Hidup di zaman modern seperti sekarang ini, memang memaksa para pemuda untuk berhati – hati dalam bergaul. Sedikit saja salah melangkah, akan mencengkram mereka ke lembah nista nan hina, keburukan dan kebenaran dicampur aduk sedemikian rupa, sehingga sulit untuk dibedakan lagi antara keduanya. Al-Imam Ibnu Bathoh pernah berkata “Sungguh pada hari ini manusia telah berubah menganggap baik apa yang dulu mereka anggap buruk, menghalalkan apa yang dulu mereka haramkan, dan menganggap makruf apa yang dulu mereka anggap kemungkaran.” Inilah kenyataan hidup yang sekarang kita hadapi. Hidup di zaman yang penuh fitnah, dan fitnah itu terasa berat untuk dinafikan ketika ia dihadapkan pada pemuda kebanyakan.
Pemuda yang diharapkan mampu menjadi sosok pemimpin penerus bangsa seakan sirna ketika kita dihadapkan dengan realita yang ada. Realita yang menjerat para pemuda untuk terhanyut pada pusaran arus sekuler yang berasal dari ideologi kapitalime.
Solusi dari segala problematika yang menerpa pemuda saat ini, tidak lain dan tidak bukan hanyalah dengan diterapkannya sistem yang berlandaskan pada Al – Qur’an dan As Sunnah dalam bentuk bernegara. Pembinaan nilai – nilai ruhani, bukan hanya dilakukan oleh orang tua di dalam rumah. Namun juga, nilai – nilai yang sudah dibina itu tetap dijaga oleh negara. Tidak seperti saat ini, pembinaan akidah di dalam rumah yang kurang, ditambah Negara pun ikut andil dalam meracuni pemikiran pemudanya. Karena kebijakannya yang tidak memfilterisasi kebudayaan asing yang masuk ke negeri ini, sehingga membuat pemudanya tidak lagi berprilaku islami.
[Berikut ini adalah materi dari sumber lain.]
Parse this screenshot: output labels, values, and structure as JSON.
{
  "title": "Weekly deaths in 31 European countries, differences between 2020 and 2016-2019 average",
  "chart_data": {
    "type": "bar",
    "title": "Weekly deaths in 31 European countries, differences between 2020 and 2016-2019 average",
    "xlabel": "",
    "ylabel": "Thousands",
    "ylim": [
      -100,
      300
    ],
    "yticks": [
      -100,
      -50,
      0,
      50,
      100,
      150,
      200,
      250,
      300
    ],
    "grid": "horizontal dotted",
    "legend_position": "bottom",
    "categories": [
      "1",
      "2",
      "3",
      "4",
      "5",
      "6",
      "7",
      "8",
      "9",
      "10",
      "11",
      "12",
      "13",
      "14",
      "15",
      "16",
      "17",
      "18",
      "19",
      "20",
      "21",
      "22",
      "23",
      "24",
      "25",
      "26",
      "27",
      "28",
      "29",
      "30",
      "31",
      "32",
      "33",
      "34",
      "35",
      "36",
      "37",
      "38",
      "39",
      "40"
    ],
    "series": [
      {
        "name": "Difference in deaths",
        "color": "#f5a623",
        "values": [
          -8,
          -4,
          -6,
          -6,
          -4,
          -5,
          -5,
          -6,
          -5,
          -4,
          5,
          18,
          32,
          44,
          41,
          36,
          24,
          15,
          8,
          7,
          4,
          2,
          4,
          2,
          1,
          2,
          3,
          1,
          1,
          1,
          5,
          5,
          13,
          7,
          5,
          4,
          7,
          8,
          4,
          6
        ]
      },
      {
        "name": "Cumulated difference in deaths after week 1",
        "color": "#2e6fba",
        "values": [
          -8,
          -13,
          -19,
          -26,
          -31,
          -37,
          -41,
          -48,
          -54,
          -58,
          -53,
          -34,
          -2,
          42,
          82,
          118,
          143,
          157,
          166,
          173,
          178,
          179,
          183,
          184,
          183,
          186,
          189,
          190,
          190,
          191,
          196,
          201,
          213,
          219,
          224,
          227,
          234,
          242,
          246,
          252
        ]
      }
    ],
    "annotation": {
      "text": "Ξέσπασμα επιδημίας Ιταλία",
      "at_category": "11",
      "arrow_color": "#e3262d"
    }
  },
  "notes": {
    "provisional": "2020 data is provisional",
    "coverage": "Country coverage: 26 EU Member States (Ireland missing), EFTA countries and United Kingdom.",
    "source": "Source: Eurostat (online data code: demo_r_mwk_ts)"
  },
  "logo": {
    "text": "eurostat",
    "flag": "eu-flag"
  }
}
Sudah saatnya kita bangkit, tidak lagi menjadi pemuda yang mengekor kepada kebudayaan barat. Bukan lagi saatnya terus – menerus berpesta pora menikmati kehidupan yang fana. Lebih dari itu, sudah saatnya pemuda turut andil dalam melakukan perubahan yang mendasar dari segala aspek kehidupan. Aspek pribadi, masyarakat dan bernegara, harus senantiasa berjalan seirama dengan nilai – nilai yang bernafaskan islam.
Kembali pada aturan islam adalah sebuah prioritas utama yang harus diperjuangkan, guna menjaga nilai – nilai akidah islam para pemuda dan remaja yang ada. Terlebih lagi, mengangkat seorang pemimpin yang menjalankan roda kepemimpinan di bawah naungan kebenaran Al Qur’an dan As Sunnah adalah sebuah kewajiban. Kewajiban yang saat ini terabaikan oleh masyarakat kebanyakan, terutama pemudanya. Hanya dengan Islamlah pemuda akan menjadi mulia. Hanya dengan Islamlah, akidah mereka akan terjaga, dan hanya dengan Islam, segala problematika kehidupan bisa diselesaikan.